5Artikel 22 der Richtlinie 92/43/EWG sowie die Vorschriften der Verordnung (EU) Nr. 1143/2014 sind zu beachten.

(2) Genehmigungen nach Absatz 1 werden bei im Inland noch nicht vorkommenden Arten vom Bundesamt für Naturschutz erteilt.

(3) Die zuständige Behörde kann anordnen, dass ungenehmigt ausgebrachte Tiere und Pflanzen oder sich unbeabsichtigt in der freien Natur ausbreitende Pflanzen sowie dorthin entkommene Tiere beseitigt werden, soweit es zur Abwehr einer Gefährdung von Ökosystemen, Biotopen oder Arten erforderlich ist.
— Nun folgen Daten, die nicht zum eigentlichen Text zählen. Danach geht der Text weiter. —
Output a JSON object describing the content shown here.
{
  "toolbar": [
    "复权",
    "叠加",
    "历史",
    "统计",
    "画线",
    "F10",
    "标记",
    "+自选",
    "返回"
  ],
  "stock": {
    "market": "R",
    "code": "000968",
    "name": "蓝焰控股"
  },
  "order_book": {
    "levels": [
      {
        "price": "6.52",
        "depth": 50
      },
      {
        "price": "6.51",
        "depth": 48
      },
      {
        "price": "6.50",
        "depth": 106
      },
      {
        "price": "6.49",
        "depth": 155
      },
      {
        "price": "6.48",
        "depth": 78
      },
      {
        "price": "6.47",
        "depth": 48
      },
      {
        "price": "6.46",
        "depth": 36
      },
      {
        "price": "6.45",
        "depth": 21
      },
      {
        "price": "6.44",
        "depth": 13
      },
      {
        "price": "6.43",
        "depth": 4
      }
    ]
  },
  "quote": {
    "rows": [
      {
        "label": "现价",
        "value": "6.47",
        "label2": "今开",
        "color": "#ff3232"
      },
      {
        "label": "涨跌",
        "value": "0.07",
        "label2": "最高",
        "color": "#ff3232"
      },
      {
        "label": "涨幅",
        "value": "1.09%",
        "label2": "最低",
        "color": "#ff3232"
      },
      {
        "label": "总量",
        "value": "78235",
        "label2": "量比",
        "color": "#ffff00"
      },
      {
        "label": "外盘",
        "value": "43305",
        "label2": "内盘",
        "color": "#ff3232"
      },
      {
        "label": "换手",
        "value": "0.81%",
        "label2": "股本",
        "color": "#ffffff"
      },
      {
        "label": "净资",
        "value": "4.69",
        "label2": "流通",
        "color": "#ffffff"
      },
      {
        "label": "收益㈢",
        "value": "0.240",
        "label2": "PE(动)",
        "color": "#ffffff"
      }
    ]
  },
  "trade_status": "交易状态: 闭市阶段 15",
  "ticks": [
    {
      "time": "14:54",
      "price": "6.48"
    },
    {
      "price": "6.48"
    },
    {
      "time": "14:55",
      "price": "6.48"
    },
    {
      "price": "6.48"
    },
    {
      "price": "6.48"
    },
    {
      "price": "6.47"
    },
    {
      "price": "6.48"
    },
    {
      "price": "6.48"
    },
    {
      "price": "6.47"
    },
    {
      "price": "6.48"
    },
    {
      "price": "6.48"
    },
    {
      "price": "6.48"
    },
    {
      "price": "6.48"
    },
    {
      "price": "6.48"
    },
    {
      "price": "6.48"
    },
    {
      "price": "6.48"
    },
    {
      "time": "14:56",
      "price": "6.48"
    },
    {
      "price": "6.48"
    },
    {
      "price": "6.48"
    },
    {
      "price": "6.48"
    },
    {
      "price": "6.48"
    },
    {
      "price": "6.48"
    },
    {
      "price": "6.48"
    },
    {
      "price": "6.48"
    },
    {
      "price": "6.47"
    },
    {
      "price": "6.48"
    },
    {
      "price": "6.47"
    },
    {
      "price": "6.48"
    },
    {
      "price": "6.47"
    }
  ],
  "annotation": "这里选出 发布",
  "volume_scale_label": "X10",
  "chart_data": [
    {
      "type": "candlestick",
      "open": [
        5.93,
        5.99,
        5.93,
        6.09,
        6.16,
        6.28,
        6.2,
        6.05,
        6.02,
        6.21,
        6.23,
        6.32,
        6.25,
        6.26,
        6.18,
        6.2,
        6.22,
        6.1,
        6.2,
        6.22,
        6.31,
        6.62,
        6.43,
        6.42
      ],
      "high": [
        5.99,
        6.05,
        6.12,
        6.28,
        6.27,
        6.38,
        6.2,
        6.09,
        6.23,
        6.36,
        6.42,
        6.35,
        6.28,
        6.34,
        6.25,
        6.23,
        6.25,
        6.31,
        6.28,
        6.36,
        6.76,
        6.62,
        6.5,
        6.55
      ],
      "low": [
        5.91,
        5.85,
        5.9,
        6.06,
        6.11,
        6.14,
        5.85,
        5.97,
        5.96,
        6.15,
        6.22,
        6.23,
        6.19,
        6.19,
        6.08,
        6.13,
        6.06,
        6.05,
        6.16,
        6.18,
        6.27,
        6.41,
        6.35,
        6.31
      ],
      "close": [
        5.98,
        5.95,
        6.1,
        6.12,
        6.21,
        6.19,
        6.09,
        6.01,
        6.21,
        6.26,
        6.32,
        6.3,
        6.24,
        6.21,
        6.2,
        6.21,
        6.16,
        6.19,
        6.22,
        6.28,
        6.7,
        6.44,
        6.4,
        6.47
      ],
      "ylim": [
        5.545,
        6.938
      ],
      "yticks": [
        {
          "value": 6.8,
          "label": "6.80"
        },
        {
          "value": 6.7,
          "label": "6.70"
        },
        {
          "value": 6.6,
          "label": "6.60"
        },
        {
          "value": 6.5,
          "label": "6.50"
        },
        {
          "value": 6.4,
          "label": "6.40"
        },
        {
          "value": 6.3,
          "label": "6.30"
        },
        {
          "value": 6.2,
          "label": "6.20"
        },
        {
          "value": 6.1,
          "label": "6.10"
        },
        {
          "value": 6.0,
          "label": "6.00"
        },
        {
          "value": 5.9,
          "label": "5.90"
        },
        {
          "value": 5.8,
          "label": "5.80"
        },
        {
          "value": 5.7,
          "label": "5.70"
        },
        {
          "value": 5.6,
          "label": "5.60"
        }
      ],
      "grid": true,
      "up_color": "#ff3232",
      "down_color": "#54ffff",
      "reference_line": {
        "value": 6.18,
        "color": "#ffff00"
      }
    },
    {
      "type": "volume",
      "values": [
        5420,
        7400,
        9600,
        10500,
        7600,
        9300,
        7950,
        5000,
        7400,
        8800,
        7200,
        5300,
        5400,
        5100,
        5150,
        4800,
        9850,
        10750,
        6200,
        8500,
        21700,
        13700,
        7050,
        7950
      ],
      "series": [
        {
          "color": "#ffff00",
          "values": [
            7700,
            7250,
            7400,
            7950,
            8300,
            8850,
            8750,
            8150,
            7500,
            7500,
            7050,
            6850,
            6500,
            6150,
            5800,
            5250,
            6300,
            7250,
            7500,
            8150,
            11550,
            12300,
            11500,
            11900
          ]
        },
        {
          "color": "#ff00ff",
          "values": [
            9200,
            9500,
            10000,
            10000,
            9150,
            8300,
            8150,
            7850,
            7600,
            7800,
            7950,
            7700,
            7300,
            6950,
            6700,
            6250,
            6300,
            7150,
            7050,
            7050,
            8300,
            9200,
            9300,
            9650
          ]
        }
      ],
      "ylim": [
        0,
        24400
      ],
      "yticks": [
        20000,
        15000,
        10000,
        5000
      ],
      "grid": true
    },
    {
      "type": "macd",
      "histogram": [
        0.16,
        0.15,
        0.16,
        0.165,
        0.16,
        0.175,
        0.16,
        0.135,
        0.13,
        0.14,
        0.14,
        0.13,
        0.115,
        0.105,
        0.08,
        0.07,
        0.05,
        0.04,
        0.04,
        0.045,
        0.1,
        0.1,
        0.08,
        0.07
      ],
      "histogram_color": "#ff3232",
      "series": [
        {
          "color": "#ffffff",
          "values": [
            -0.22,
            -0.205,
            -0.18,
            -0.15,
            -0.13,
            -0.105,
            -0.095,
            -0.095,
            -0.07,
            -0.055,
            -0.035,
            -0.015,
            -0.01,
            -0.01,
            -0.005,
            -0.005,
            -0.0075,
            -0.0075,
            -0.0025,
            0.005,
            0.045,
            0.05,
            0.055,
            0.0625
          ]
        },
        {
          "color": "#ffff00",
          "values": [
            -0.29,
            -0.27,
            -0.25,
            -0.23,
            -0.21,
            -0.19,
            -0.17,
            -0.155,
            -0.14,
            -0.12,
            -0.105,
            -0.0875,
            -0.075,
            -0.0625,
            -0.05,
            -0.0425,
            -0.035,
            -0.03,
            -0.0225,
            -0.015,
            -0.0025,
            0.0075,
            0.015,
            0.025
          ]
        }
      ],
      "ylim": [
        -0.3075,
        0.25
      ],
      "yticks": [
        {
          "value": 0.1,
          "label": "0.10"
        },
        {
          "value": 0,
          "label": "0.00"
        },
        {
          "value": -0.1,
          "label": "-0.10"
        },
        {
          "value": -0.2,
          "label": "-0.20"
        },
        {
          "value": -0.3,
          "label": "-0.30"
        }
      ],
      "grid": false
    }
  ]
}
§ 40a Maßnahmen gegen invasive Arten



(1) 1Die zuständigen Behörden treffen nach pflichtgemäßem Ermessen die im Einzelfall erforderlichen und verhältnismäßigen Maßnahmen, um

1.
sicherzustellen, dass die Vorschriften der Verordnung (EU) Nr. 1143/2014, dieses Kapitels und der auf ihrer Grundlage erlassenen Rechtsvorschriften in Bezug auf invasive Arten eingehalten werden und um

2.
die Einbringung oder Ausbreitung von invasiven Arten zu verhindern oder zu minimieren.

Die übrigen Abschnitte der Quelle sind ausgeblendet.